[A Certain Rich Man by William Allen White]@TWC D-Link book
A Certain Rich Man

CHAPTER XI
18/36

There were times when he forgot the "Miss" before the "Molly," and there were other times when she had to slip her hand from his ever so deftly.

And once when they were walking over a smooth new wooden sidewalk coming home, he caught her swiftly by the waist and began waltzing and humming "The Blue Danube." And at the end of the smooth walk, she had to step distinctly away from him to release his arm.

But she was twenty-one, and one does not always know how to do things at twenty-one--even when one intends to do them, and intends strongly and earnestly--that one would do at forty-one, and so as they stood under the Culpepper elm by the gate that night,--under the elm, stripped gaunt and naked by the locusts,--and the July moon traced the skeleton of the tree upon the close-cropped sod, we must not blame Molly Culpepper too much even if she let him, hold her hand a moment too long after he had kissed it a formal good night; for twenty-one is not as strong as its instincts.
It is such a little while to learn all about a number of important things in a big and often wicked world that when a little man or a little woman, so new to this earth as twenty-one years, gets a finger pinched in the ruthless machinery, it is a time for tears and mothering and not for punishment.

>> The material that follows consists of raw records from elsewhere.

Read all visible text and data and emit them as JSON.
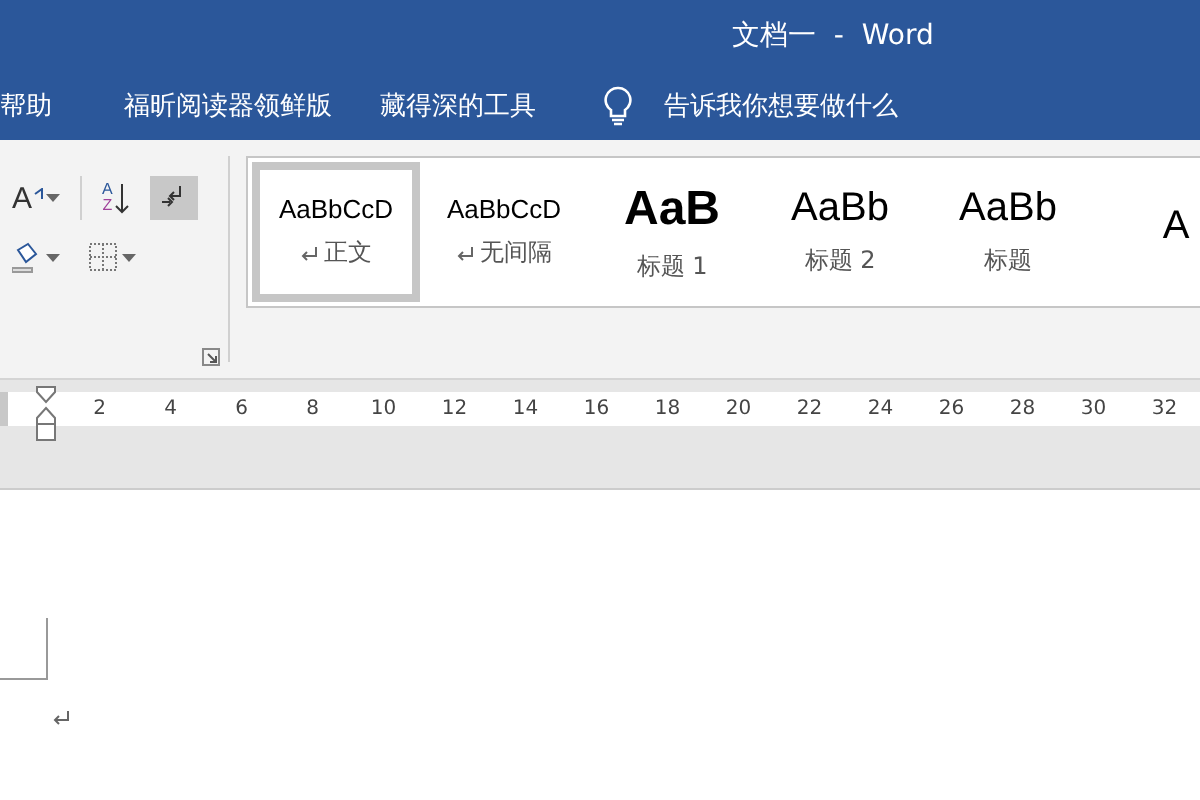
{
  "window": {
    "title": "文档一  -  Word"
  },
  "ribbon_tabs": [
    {
      "label": "帮助",
      "kind": "tab"
    },
    {
      "label": "福昕阅读器领鲜版",
      "kind": "tab"
    },
    {
      "label": "藏得深的工具",
      "kind": "tab"
    },
    {
      "label": "告诉我你想要做什么",
      "kind": "tell-me"
    }
  ],
  "paragraph_tools": [
    {
      "kind": "dropdown",
      "glyphs": [
        "A"
      ],
      "selected": false
    },
    {
      "kind": "plain",
      "glyphs": [
        "A",
        "Z"
      ],
      "selected": false
    },
    {
      "kind": "plain",
      "selected": true
    },
    {
      "kind": "dropdown",
      "selected": false
    },
    {
      "kind": "dropdown",
      "selected": false
    }
  ],
  "styles": [
    {
      "preview": "AaBbCcD",
      "label": "正文",
      "kind": "normal",
      "paragraph_mark": true,
      "selected": true
    },
    {
      "preview": "AaBbCcD",
      "label": "无间隔",
      "kind": "normal",
      "paragraph_mark": true,
      "selected": false
    },
    {
      "preview": "AaB",
      "label": "标题 1",
      "kind": "heading1",
      "paragraph_mark": false,
      "selected": false
    },
    {
      "preview": "AaBb",
      "label": "标题 2",
      "kind": "heading2",
      "paragraph_mark": false,
      "selected": false
    },
    {
      "preview": "AaBb",
      "label": "标题",
      "kind": "heading2",
      "paragraph_mark": false,
      "selected": false
    },
    {
      "preview": "A",
      "kind": "heading2",
      "paragraph_mark": false,
      "selected": false
    }
  ],
  "ruler": {
    "ticks": [
      "2",
      "4",
      "6",
      "8",
      "10",
      "12",
      "14",
      "16",
      "18",
      "20",
      "22",
      "24",
      "26",
      "28",
      "30",
      "32"
    ]
  },
  "document": {
    "paragraph_mark": true
  }
}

And so when Adrian Brownwell pulled the little girl off her feet and kissed her and asked her to marry him all in a second, and she could only struggle and cry "No, no!" and beg him to let her go--it is not a time to frown, but instead a time to go back to our twenty-ones and blush a little and sigh a little, and maybe cry and lie a little, and in the end thank God for the angel He sent to guard us, and if the angel slept--thank God still for the charity that has come to us.
The next day John Barclay had Colonel Martin Culpepper and Lige Bemis in his office galvanizing them with his enthusiasm and coaching them in their task.

They were to promise three dollars an acre, August 15, to every farmer who would put a mortgage on his land for six dollars an acre.